Machine Design: Teaches students how to design and select mechanical components for various industrial applications, considering factors like stress, strain, and fatigue.
Control Systems: Covers feedback control theory, transfer functions, and system stability analysis essential for understanding automated maintenance systems.
Project-Based Learning Philosophy
Our program emphasizes project-based learning as a means of integrating theoretical knowledge with practical application. Projects are designed to mirror real-world challenges faced by industrial organizations, encouraging students to think critically and innovate creatively.
Mini-projects begin in the third year, where students work in small teams on specific aspects of maintenance engineering.
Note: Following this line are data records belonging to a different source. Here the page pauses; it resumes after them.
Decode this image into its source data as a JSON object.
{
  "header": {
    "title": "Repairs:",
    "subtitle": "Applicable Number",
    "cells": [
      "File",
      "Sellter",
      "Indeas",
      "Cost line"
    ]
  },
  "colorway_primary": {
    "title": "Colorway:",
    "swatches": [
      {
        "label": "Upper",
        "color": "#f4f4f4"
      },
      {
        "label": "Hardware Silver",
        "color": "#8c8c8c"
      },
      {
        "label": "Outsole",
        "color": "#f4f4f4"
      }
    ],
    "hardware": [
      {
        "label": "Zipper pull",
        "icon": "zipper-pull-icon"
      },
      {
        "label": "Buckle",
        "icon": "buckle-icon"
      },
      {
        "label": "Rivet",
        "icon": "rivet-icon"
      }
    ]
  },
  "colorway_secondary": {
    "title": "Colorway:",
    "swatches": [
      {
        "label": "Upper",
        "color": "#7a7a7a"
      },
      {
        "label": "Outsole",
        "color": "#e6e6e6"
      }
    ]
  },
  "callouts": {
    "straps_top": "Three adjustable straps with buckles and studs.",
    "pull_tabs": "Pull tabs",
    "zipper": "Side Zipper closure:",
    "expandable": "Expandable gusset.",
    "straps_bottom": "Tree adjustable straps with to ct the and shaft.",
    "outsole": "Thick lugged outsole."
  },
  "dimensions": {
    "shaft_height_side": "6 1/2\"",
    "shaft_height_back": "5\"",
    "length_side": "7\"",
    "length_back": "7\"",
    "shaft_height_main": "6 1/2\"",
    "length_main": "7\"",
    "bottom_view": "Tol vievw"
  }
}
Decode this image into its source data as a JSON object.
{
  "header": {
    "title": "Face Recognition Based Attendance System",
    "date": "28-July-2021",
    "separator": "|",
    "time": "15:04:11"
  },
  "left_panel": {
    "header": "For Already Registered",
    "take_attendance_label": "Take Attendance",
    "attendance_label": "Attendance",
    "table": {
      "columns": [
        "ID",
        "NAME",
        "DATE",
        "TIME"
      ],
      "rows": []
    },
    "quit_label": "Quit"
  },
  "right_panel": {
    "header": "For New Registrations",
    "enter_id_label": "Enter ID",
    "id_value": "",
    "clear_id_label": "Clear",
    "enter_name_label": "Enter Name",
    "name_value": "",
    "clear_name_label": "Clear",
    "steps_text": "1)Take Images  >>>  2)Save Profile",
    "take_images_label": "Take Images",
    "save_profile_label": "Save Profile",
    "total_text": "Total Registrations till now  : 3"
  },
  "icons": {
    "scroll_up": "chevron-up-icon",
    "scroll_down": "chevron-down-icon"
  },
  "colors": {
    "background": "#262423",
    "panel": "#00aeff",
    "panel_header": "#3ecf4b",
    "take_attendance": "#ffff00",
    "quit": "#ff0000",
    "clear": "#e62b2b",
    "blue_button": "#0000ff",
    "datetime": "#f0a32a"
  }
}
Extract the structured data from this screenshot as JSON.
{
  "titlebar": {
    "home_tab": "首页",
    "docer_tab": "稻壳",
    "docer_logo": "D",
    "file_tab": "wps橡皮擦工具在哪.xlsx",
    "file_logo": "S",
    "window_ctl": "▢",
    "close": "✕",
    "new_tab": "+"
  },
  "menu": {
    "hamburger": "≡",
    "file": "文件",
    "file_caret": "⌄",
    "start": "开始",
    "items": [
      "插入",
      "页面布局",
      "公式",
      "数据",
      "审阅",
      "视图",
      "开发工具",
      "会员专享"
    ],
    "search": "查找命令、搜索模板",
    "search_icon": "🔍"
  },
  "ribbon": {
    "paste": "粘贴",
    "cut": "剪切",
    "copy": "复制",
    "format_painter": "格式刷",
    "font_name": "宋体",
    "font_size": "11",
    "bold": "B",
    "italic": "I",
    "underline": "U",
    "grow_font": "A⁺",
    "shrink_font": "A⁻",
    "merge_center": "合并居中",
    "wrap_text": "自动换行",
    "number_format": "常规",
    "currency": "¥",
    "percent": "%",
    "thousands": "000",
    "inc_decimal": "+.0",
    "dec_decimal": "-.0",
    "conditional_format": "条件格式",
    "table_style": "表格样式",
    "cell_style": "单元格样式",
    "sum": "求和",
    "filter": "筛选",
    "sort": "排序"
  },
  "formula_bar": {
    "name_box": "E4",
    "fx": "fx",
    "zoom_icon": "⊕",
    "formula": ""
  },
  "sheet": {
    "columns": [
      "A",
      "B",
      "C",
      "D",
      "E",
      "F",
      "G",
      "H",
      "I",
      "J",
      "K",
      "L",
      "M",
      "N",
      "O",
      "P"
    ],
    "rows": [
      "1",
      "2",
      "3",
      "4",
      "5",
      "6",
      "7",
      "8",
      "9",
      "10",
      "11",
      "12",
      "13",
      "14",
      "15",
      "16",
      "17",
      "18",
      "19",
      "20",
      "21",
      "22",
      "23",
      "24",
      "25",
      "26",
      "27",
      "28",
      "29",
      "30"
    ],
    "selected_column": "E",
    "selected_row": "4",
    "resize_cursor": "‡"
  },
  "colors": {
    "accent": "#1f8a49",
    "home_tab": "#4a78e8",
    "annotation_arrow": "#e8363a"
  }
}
These projects often involve collaboration with industry partners and require students to present findings at departmental symposiums.
The final-year capstone project represents the culmination of a student's academic journey. Students select topics aligned with their interests and mentorship from faculty members. Projects are evaluated based on innovation, feasibility, impact, and presentation quality.
Faculty mentors are chosen based on expertise in the relevant domain, ensuring that students receive guidance from experienced professionals who understand both industry needs and academic rigor.
Students also have the opportunity to participate in national competitions such as the National Institute of Industrial Engineering (NITIE) projects, where their solutions are judged by industry experts and academics alike.